Another unwelcome glimpse into my future occurs as I gaze through the smeary window, past the empty wire-hung displays, to see a grubby fake marble floor and a brace of curling cables stretching forlornly from a wall socket. If I thought the UK property market was grim I was mistaken compared to Spain, where if the bank doesn’t snatch-back your home, the local authority repossess the garden that never actually belonged to you.

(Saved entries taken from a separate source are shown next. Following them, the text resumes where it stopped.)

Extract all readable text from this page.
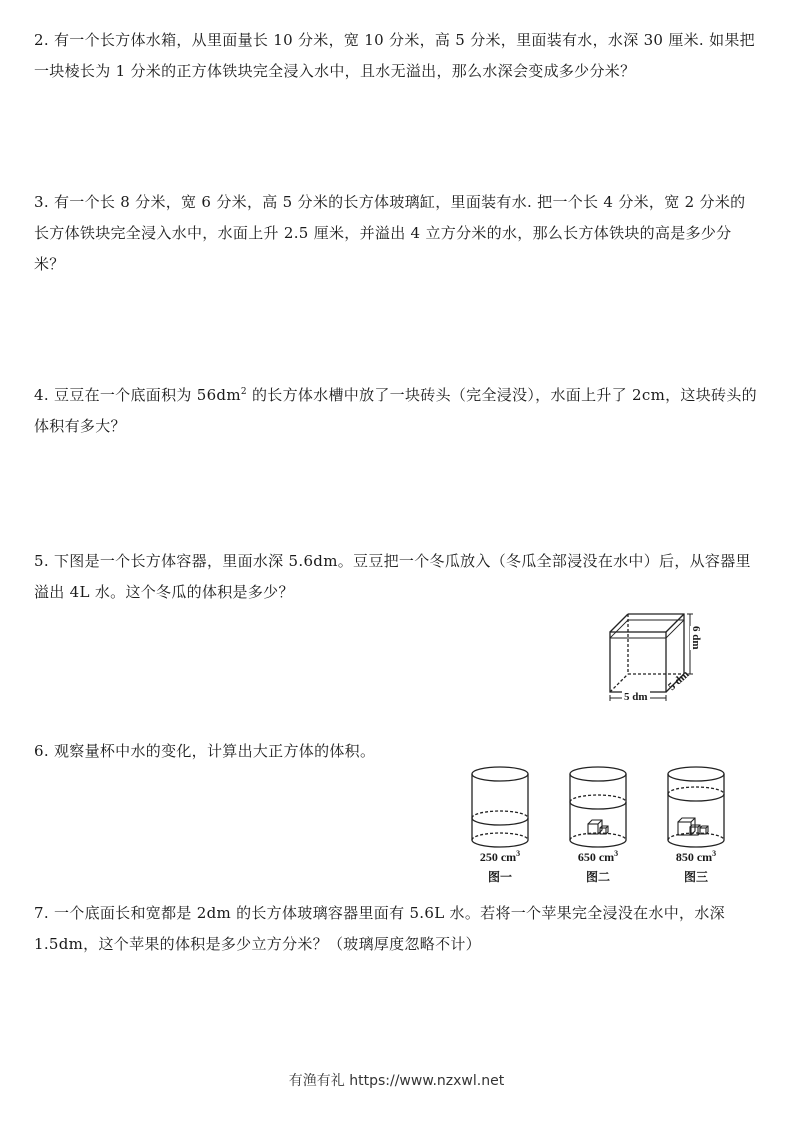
2. 有一个长方体水箱，从里面量长 10 分米，宽 10 分米，高 5 分米，里面装有水，水深 30 厘米. 如果把一块棱长为 1 分米的正方体铁块完全浸入水中，且水无溢出，那么水深会变成多少分米？

3. 有一个长 8 分米，宽 6 分米，高 5 分米的长方体玻璃缸，里面装有水. 把一个长 4 分米，宽 2 分米的长方体铁块完全浸入水中，水面上升 2.5 厘米，并溢出 4 立方分米的水，那么长方体铁块的高是多少分米？

4. 豆豆在一个底面积为 $56dm^2$ 的长方体水槽中放了一块砖头（完全浸没），水面上升了 2cm，这块砖头的体积有多大？

5. 下图是一个长方体容器，里面水深 5.6dm。豆豆把一个冬瓜放入（冬瓜全部浸没在水中）后，从容器里溢出 4L 水。这个冬瓜的体积是多少？

5 dm
5 dm
6 dm

6. 观察量杯中水的变化，计算出大正方体的体积。

250 $cm^3$	650 $cm^3$	850 $cm^3$
图一	图二	图三

7. 一个底面长和宽都是 2dm 的长方体玻璃容器里面有 5.6L 水。若将一个苹果完全浸没在水中，水深 1.5dm，这个苹果的体积是多少立方分米？（玻璃厚度忽略不计）

有渔有礼 https://www.nzxwl.net
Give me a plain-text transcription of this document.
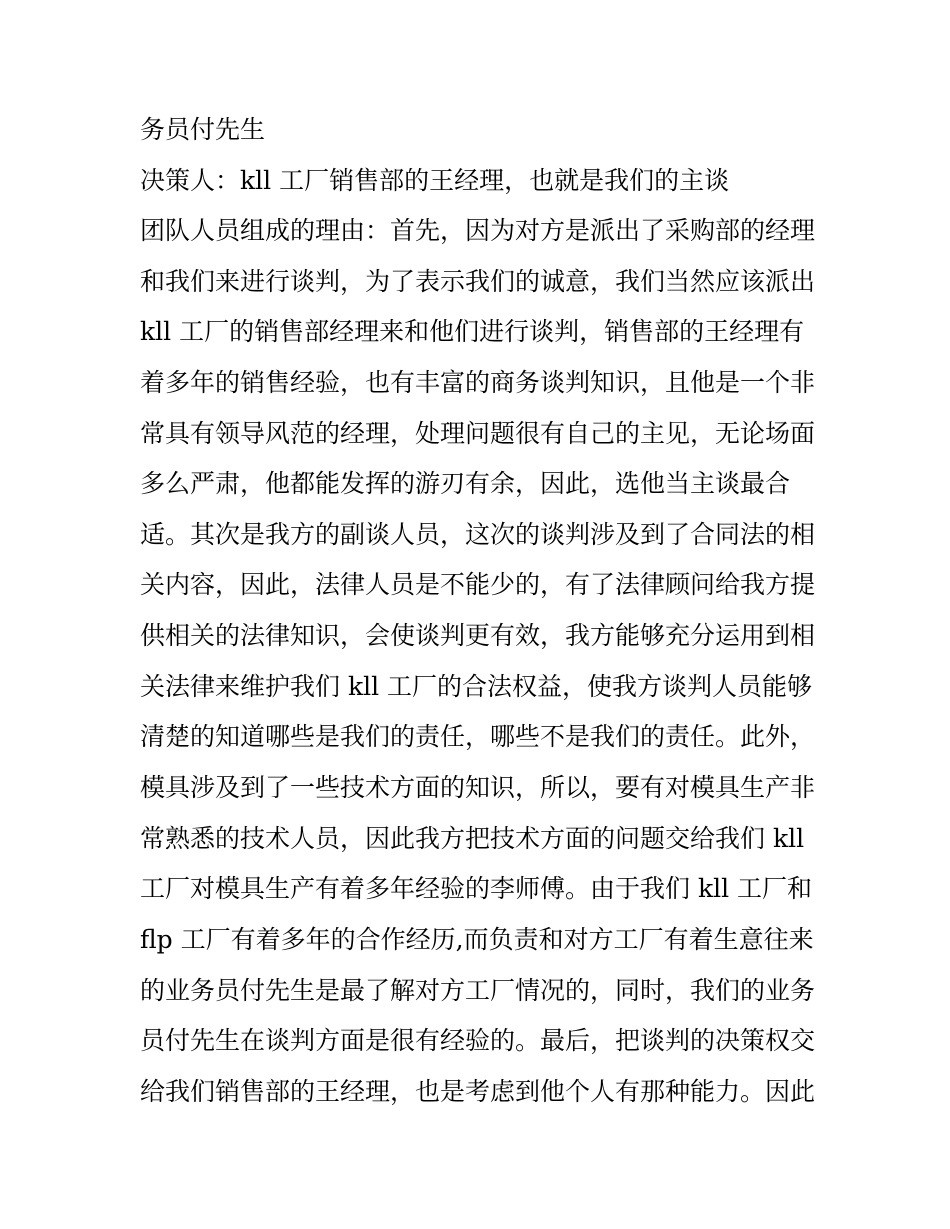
务员付先生
决策人：kll 工厂销售部的王经理，也就是我们的主谈
团队人员组成的理由：首先，因为对方是派出了采购部的经理
和我们来进行谈判，为了表示我们的诚意，我们当然应该派出
kll 工厂的销售部经理来和他们进行谈判，销售部的王经理有
着多年的销售经验，也有丰富的商务谈判知识，且他是一个非
常具有领导风范的经理，处理问题很有自己的主见，无论场面
多么严肃，他都能发挥的游刃有余，因此，选他当主谈最合
适。其次是我方的副谈人员，这次的谈判涉及到了合同法的相
关内容，因此，法律人员是不能少的，有了法律顾问给我方提
供相关的法律知识，会使谈判更有效，我方能够充分运用到相
关法律来维护我们 kll 工厂的合法权益，使我方谈判人员能够
清楚的知道哪些是我们的责任，哪些不是我们的责任。此外，
模具涉及到了一些技术方面的知识，所以，要有对模具生产非
常熟悉的技术人员，因此我方把技术方面的问题交给我们 kll
工厂对模具生产有着多年经验的李师傅。由于我们 kll 工厂和
flp 工厂有着多年的合作经历,而负责和对方工厂有着生意往来
的业务员付先生是最了解对方工厂情况的，同时，我们的业务
员付先生在谈判方面是很有经验的。最后，把谈判的决策权交
给我们销售部的王经理，也是考虑到他个人有那种能力。因此
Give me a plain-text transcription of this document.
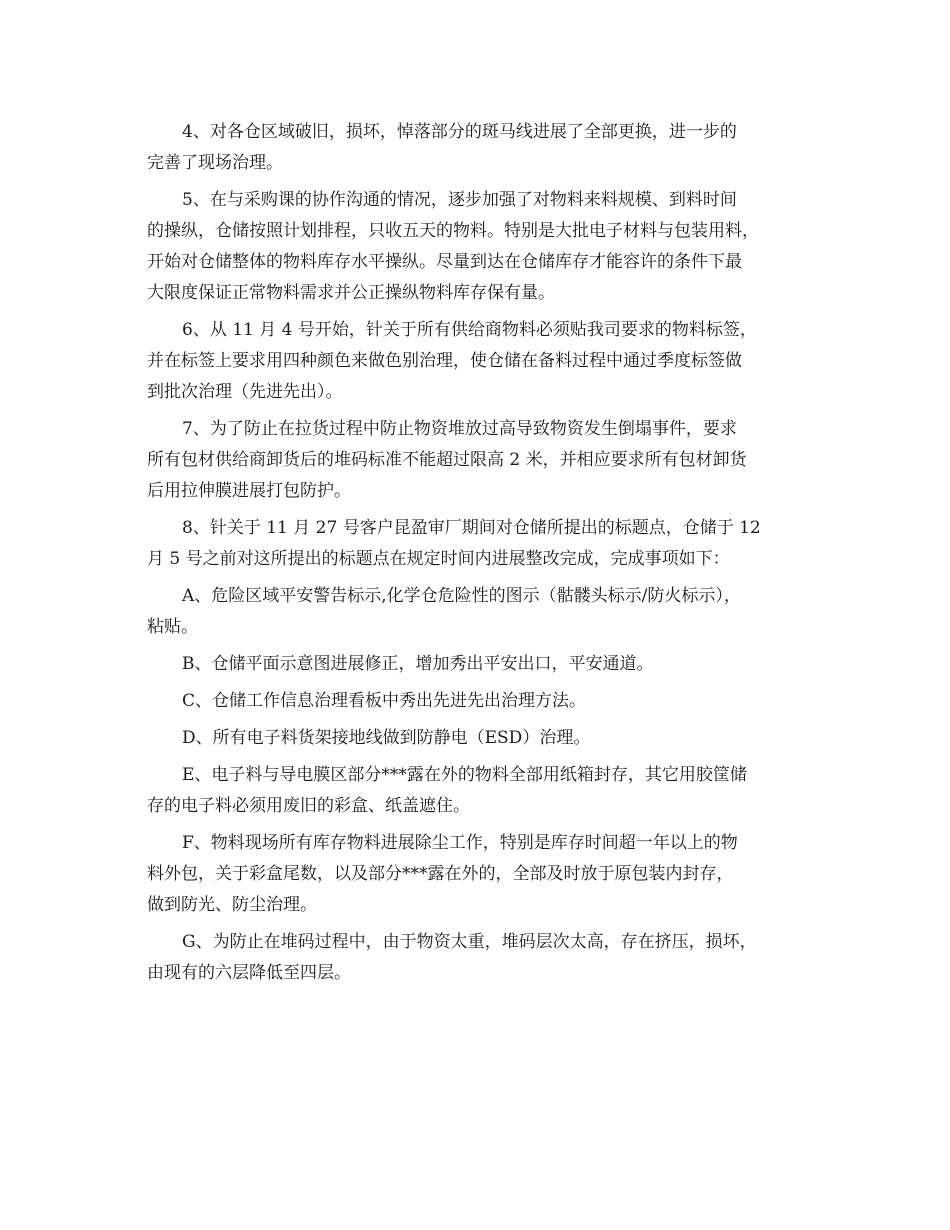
4、对各仓区域破旧，损坏，悼落部分的斑马线进展了全部更换，进一步的
完善了现场治理。

5、在与采购课的协作沟通的情况，逐步加强了对物料来料规模、到料时间
的操纵，仓储按照计划排程，只收五天的物料。特别是大批电子材料与包装用料，
开始对仓储整体的物料库存水平操纵。尽量到达在仓储库存才能容许的条件下最
大限度保证正常物料需求并公正操纵物料库存保有量。

6、从 11 月 4 号开始，针关于所有供给商物料必须贴我司要求的物料标签，
并在标签上要求用四种颜色来做色别治理，使仓储在备料过程中通过季度标签做
到批次治理（先进先出）。

7、为了防止在拉货过程中防止物资堆放过高导致物资发生倒塌事件，要求
所有包材供给商卸货后的堆码标准不能超过限高 2 米，并相应要求所有包材卸货
后用拉伸膜进展打包防护。

8、针关于 11 月 27 号客户昆盈审厂期间对仓储所提出的标题点，仓储于 12
月 5 号之前对这所提出的标题点在规定时间内进展整改完成，完成事项如下：

A、危险区域平安警告标示,化学仓危险性的图示（骷髅头标示/防火标示），
粘贴。

B、仓储平面示意图进展修正，增加秀出平安出口，平安通道。

C、仓储工作信息治理看板中秀出先进先出治理方法。

D、所有电子料货架接地线做到防静电（ESD）治理。

E、电子料与导电膜区部分***露在外的物料全部用纸箱封存，其它用胶筐储
存的电子料必须用废旧的彩盒、纸盖遮住。

F、物料现场所有库存物料进展除尘工作，特别是库存时间超一年以上的物
料外包，关于彩盒尾数，以及部分***露在外的，全部及时放于原包装内封存，
做到防光、防尘治理。

G、为防止在堆码过程中，由于物资太重，堆码层次太高，存在挤压，损坏，
由现有的六层降低至四层。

‘I bought you a drink,’ announces my wife when I return to the pool, indicating a plastic beaker full of gassy lemonade. ‘Only everything is so expensive here now.’
Yep, with the euro riding high against the pound, I think, as I rub some cream into her back and wonder if my waist wobbles like that too after half a week of all you can eat buffet gluttony, it’s no wonder ex-patriot baby boomers are feeling the pinch as badly as my waistband.

A heat-induced dream ensues, as my face tightens in the sunshine and a surreal vision of negotiator S swims into view. Just as she clambers from the pool, rivulets of water tracking her curvaceous frame mouth-wateringly, I gaze upwards to see trainee F’s grinning face on her shoulders. Fortunately my scream was mistaken for anger as the fat Kraut bombed too close to the edge and soaked me.

Time to leave.

3 comments:

matthew said...

Why choose such a ghastly chavvy holiday destination? Tenerife for the sunshine was it?

Mike said...

Here’s a tip, if you are so ashamed of admitting that you are an estate agent then don’t compound this by pretending to be a city banker – they are even worse.

If you want a bit of respect, try saying that you are a special adviser / politician / thief etc.

the reaper said...

'Why choose such a ghastly chavvy holiday destination? Tenerife for the sunshine was it?'


it mightn't have been chavvy when he booked it.

though to be fair,from recent airport visits,I would say the shell suits are going most places these days.......there is no escape.